Now, Poland’s new liberal government is committed to protecting women’s rights and Prime Minister Donald Tusk has promised to introduce new legislation that would make abortion legal up until 12 weeks even though President Andrzej Duda could well veto such a law.
The case before the ECHR was that of a woman who, on becoming pregnant in 2020 discovered that the foetus had Down’s syndrome. Her scheduled hospital abortion had been cancelled in light of the new ruling by Poland’s constitutional court. Ultimately, she had to travel abroad to have the termination.
“Such interference with her rights… created a situation which had deprived her of proper safeguards against arbitrariness,” according to yesterday’s ECHR ruling.
Moreover, the ECHR ruled the interference with the applicant’s rights unlawful in that it had not been issued by a body that met rule of law requirements, noting that the constitutional court included judges appointed in a questionable procedure.

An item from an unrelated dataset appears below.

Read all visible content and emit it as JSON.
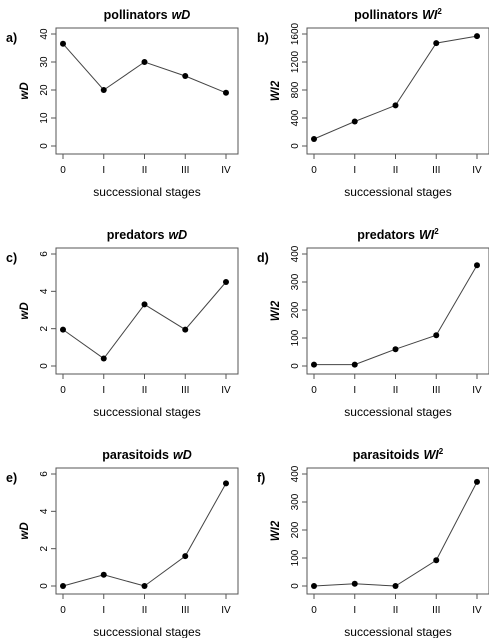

The ECHR also declared inadmissible a case involving 927 women of child-bearing age who alleged they were potential victims of a violation of their rights insofar as the amended Polish law forced them to carry pregnancies to term even in the case of foetal abnormality.
The ECHR found that the plaintiffs had failed to substantiate the claim that they had been at real risk of being directly impacted by the legislative amendments.
Poland’s anti-abortion laws, which are among Europe’s most restrictive, only allow pregnancy to be terminated where there is a threat to the mother’s life or health or in instances of rape. From 2020 to 2022, the number of abortions dropped from 1,000-plus to 161.